Collectively known as ‘Ras proteins’, H-Ras, K-Ras and N-Ras, were amongst the first proteins described as having the capacity to control signalling networks that are involved in cell growth. Ras proteins are the hub of the cellular network and act like a switch. When the switch is ‘on’ Ras is activated, triggering a controlled cascade of signalling information along the pathway to activate proteins to function. The activity of Ras is partly regulated by the binding of a protein known as Son of Sevenless (Sos). 

Three decades have passed since the initial identification of Ras tumors and despite 30% of all human tumours known to have Ras mutations, there still remains no effective commercial therapeutic treatment for Ras mutant tumors. Understanding the mechanism of Ras activation via interactions with Sos remains unclear, and poses a challenge for effective drug designs. The aim of my research is to understand the interactions of the Ras: Sos complex using techniques such as Nuclear Magnetic Resonance (NMR) spectroscopy. NMR spectroscopy is a technique similar to MRI, but is mainly used to detect the structural changes of a protein at the binding site interface of protein-protein interactions.

The NMR spectrum of a protein gives rise to NMR signals that are then assigned to a specific position of the protein. These NMR signals can be imagined as tube stations of the London underground. Each station represents a unique location in London. Similarly, each NMR signal represents a specific position in the protein. If you need to go from the Northern line to the Piccadilly line, you will need to identify a specific station where both lines are linked together. Equally, the NMR signals allows me to identify specific regions of Ras where an interaction with Sos occurs. We have observed and assigned 99% of NMR signals from all of the functionally significant regions of K-Ras, the variant most strongly implicated in human malignancies. This work could be a significant step towards understanding how Ras controls many of the important signalling networks, which have been associated with cancer.

Why does this matter? Well the harsh reality is, that not only will cancer affect 1 in 3 of us during our life-time, but creating new and effective drugs is becoming more challenging and expensive. Cancer services alone cost the NHS around £5 billion annually. My PhD project will involve using a new NMR technique to monitor the direct binding between Ras and Sos proteins simultaneously, under the same conditions when a drug compound is added. This new technique will aid our endeavours in identifying potential drug compounds that disrupt the Ras:Sos interactions. I believe the technique can be commercially applicable by providing a simple and fast approach to filter out problematic compounds, making the pharmaceutical industry pipeline more cost-effective in the long term.

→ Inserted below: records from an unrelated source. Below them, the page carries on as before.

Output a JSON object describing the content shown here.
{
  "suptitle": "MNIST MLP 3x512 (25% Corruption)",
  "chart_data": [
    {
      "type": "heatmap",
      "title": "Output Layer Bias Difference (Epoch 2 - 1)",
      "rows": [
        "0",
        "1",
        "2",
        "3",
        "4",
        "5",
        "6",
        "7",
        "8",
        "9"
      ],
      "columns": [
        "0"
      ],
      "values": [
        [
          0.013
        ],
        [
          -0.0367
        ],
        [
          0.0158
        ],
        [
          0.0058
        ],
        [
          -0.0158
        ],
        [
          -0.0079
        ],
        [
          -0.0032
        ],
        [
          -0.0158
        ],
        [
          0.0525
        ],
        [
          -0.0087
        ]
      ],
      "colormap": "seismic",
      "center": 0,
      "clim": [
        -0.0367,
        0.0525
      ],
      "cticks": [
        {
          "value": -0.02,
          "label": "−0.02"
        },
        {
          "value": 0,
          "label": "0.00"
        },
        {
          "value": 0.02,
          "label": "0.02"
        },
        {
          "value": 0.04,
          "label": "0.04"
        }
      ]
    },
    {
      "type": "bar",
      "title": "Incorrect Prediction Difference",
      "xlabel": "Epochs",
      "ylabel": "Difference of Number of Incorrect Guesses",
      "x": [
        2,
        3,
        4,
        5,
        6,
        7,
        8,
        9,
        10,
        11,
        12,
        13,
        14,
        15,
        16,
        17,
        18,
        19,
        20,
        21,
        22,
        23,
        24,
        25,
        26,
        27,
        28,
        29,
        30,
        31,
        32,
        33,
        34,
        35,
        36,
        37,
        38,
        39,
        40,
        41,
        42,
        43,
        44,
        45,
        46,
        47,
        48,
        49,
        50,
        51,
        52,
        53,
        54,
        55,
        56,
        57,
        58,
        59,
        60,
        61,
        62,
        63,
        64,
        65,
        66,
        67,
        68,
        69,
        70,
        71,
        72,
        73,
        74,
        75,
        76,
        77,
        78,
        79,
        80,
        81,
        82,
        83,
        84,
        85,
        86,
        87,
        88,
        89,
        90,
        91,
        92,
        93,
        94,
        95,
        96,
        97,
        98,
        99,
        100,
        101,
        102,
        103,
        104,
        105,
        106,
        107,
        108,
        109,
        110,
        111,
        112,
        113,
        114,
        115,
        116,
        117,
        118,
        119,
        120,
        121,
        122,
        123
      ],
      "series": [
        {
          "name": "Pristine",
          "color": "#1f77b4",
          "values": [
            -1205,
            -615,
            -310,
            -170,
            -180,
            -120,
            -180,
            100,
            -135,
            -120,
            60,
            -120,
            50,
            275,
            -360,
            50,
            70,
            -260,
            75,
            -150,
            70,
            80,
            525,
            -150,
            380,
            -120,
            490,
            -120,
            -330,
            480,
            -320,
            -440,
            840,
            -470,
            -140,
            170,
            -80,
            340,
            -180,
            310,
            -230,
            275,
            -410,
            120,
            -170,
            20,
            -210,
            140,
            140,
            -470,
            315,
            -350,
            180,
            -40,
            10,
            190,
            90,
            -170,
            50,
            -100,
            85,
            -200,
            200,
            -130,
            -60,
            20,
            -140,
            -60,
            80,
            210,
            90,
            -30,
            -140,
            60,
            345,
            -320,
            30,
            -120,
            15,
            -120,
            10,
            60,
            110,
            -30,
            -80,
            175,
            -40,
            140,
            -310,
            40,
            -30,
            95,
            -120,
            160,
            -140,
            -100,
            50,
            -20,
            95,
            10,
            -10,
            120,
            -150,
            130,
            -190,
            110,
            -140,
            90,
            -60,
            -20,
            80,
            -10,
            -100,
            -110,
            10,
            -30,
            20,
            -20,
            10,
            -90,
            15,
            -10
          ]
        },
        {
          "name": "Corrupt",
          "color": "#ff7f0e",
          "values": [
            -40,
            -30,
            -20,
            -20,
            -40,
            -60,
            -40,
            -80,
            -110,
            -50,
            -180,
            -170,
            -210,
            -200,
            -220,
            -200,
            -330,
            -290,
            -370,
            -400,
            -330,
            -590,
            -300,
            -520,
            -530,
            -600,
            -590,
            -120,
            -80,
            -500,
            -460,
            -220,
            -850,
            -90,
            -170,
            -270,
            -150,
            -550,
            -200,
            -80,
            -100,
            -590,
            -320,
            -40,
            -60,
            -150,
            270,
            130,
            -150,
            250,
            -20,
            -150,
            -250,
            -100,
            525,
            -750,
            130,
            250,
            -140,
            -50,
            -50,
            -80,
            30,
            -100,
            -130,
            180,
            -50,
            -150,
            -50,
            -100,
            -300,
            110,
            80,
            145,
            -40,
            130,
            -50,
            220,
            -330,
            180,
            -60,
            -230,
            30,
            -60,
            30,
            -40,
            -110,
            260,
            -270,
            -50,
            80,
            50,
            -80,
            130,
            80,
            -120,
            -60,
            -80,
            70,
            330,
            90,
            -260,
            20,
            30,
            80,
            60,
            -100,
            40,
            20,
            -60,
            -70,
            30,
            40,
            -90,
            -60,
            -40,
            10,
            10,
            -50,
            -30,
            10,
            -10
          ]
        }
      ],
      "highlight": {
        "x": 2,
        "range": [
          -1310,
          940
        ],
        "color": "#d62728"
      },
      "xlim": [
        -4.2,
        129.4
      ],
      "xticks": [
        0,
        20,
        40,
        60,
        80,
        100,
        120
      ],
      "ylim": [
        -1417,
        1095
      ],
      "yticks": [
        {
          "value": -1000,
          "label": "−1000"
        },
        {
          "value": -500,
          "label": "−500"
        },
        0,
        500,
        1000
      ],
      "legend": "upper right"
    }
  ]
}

It might take a while to resolve a train signalling problem and like those working towards curing cancer, we believe there is light at the end of the tunnel. Understanding how Ras proteins are regulated is fundamental towards creating new anti-cancer therapies. My project aims to solve this problem. If successful, my project may influence new anti-cancer treatments to cure and improve the quality of life for cancer sufferers and their families.